Sanyam

Swami Niranjanananda Saraswati

Imposed rules are structures, which keep a building up, like scaffolding. ‘Wake up at this time, eat at this time, work at this time, sleep at this time' are imposed rules, but from the yogic perspective, real discipline is personal sanyam. Sanyam can be translated as control, restraint and self-discipline over one's behaviour. It is something that one has to be constantly and continuously aware of.

Defining the parameters

There is always a choice to either break the rules or to be responsible for our behaviour. If we are responsible for balanced behaviour, then that is discipline. However, first the parameters of the sanyam that we can and want to live have to be defined. These parameters are defined according to the place, environment and our need. If we keep in mind the environment, location and need, many of the abrupt behaviour that we encounter in our life can be managed.

The ashram tries to encourage an understanding of personal sanyam. There is silence at mealtimes, but many people don't observe it. What should the ashram do? Should someone be standing with a stick watching who is talking and who is not? No, this is incorrect. However, if we are aware of the parameters of our sanyam, saying, "Within these parameters I am going to live," then the conflict will not appear due to acceptance of and adherence to our choice. As long as we are aware of and adhere to the personal discipline we have outlined for ourselves, we will not go astray. As long as we can maintain our sanyam, no matter what other people do, we will act in the right and appropriate way all the time.

Discipline is not an imposed rule, but it is needed to create a habit. The mind works due to habits – creating and breaking discipline is the nature of the mind. Discipline indicates how much we can be aware of ourselves, control ourselves and guide ourselves on the right path, by keeping the focus on our personal sanyam.

Management

In an ashram what is the routine? We wake up, go to classes, do our duty, in the evening we attend the satsang or kirtan sessions and then we go to sleep. That is the average routine.

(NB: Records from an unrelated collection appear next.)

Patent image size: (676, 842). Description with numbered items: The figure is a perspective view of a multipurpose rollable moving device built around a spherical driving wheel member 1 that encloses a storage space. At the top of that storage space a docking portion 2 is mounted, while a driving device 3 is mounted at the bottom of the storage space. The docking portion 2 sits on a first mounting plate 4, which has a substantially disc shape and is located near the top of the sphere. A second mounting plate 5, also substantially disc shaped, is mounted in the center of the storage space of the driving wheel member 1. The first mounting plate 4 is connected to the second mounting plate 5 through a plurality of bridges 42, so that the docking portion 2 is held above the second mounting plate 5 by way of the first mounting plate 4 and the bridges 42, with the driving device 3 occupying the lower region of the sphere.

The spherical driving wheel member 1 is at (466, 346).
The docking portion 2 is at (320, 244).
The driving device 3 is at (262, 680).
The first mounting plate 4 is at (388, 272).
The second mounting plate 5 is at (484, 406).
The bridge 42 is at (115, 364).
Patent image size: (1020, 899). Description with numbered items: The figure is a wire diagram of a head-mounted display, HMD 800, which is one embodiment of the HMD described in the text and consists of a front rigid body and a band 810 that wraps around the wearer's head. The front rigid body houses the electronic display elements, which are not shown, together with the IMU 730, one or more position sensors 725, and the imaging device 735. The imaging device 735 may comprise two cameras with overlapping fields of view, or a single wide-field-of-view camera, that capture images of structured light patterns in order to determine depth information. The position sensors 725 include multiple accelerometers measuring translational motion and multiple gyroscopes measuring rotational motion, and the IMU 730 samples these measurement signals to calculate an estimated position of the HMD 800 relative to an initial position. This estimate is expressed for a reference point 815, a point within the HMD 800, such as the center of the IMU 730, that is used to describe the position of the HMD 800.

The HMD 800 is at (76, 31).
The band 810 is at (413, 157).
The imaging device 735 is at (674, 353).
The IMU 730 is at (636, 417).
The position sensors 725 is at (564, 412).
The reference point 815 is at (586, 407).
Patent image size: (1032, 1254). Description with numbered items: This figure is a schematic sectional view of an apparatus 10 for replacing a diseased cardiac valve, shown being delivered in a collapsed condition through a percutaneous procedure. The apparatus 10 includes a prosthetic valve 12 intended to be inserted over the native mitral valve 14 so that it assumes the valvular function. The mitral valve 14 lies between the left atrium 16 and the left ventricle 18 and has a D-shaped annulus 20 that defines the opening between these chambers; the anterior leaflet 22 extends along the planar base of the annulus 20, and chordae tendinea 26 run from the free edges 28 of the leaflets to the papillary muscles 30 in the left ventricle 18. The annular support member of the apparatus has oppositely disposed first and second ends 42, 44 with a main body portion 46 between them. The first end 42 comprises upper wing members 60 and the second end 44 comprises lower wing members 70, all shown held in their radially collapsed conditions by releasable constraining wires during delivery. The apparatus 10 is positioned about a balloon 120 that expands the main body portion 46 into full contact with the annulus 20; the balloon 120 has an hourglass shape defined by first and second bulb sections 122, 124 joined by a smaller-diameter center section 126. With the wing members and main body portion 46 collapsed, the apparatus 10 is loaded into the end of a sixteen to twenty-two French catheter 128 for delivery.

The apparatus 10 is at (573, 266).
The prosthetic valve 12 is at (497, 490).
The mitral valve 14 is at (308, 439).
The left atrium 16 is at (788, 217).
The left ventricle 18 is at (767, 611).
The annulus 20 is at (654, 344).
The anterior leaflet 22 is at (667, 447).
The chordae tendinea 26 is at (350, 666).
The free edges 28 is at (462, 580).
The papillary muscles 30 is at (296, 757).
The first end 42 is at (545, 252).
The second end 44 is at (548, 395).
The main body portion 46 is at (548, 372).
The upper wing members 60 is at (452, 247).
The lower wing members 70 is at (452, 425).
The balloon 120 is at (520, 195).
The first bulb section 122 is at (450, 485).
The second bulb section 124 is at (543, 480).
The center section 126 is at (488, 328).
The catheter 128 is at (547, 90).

The challenge is that we have to manage what is in between. We have to manage the work front and our mind front, influences at the work place and the moods of the mind. These are the only two things that have to be managed.

The only way to manage the moods of the mind is by trying to be positive and optimistic. For that we have to cultivate a different perspective and vision. We have to make an effort not to see the wrong all the time, but to see the right always, not to see the bad thing, the bad behaviour of others and our own, but to see the good thing, the appropriate behaviour and beauty everywhere.

Therefore, if we can change our perspective from the attitude of: ‘I don't like, I don't want', to a positive attitude, of: ‘oh this is nice, and I accept it, I am flowing with it', then our personal mental struggle in regard to discipline, rules and regulations ceases. Indiscipline comes only when there is mental struggle. When our mental struggle ceases, we are disciplined.